Still, they pressed forward, from all directions, and every avenue possible. From pools of water, from beneath the leaves on the forest floor, from out of structures we had thought they feared and avoided, always they were before us, forcing confrontation. Always did we meet them boldly, as it was our duty, and our privilege to do so, and always did we drive them back. Not without loss; some of my comrades faltered, the mechanisms which drove them failing, but only momentarily, they would always regain their momentum and press ahead.

Later in the day, it seemed as though our adversaries had reached their limits; their attacks no longer fierce, the clashes shrinking to mere skirmishes. Verily, their strength seemed to ebb with the slackening rain and the rising gale. Then, as we prepared to retire to for the day, confident in having prover our mastery again, they did launch one last furious assault. Perhaps we could have continued to withdraw, for they were not much of a threat, even coming forth in greater numbers than ever before. We did not leave though, for their presence meant our job was unfinished, and upon taking our positions, we had sworn to our liege to never cease until all was completed. So we met them once more.
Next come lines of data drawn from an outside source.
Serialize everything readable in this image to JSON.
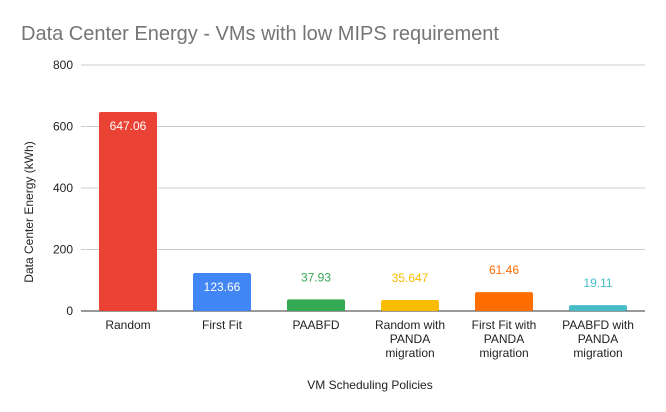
{
  "chart_data": {
    "type": "bar",
    "title": "Data Center Energy - VMs with low MIPS requirement",
    "xlabel": "VM Scheduling Policies",
    "ylabel": "Data Center Energy (kWh)",
    "ylim": [
      0,
      800
    ],
    "yticks": [
      "0",
      "200",
      "400",
      "600",
      "800"
    ],
    "grid": true,
    "legend": "none",
    "categories": [
      [
        "Random"
      ],
      [
        "First Fit"
      ],
      [
        "PAABFD"
      ],
      [
        "Random with",
        "PANDA",
        "migration"
      ],
      [
        "First Fit with",
        "PANDA",
        "migration"
      ],
      [
        "PAABFD with",
        "PANDA",
        "migration"
      ]
    ],
    "values": [
      647.06,
      123.66,
      37.93,
      35.647,
      61.46,
      19.11
    ],
    "data_labels": [
      "647.06",
      "123.66",
      "37.93",
      "35.647",
      "61.46",
      "19.11"
    ],
    "colors": [
      "#ea4335",
      "#4285f4",
      "#34a853",
      "#fbbc04",
      "#ff6d01",
      "#46bdc6"
    ]
  }
}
The elements had taken their toll, their movements becoming erratic, and sluggish. They broke easily against the instruments with which my brethren and I do battle. Though it took time, their forces were broken and routed again, and they scattered across the landscape in swift retreat. Victorious once more, we returned to our home to celebrate and enjoy a repast. Would our enemy never learn?

As I alluded, it was only later we grasped their true scheme. The weather had been against them, but we were not impervious to Nature's power, either. Soon, we fell ill, the wind having been all the more effective with the thorough drenching we had received. While our foes seem limitless in number, regaining easily whatever losses we inflicted, we knights are few in number, and our ranks can be replenished only slowly. As we were, there was little hope of holding back their next sustained assault. We will still sally forth to oppose them, but will have to do so knowing in our hearts, that we are already outflanked, and have underestimated the danger we face for quite some time.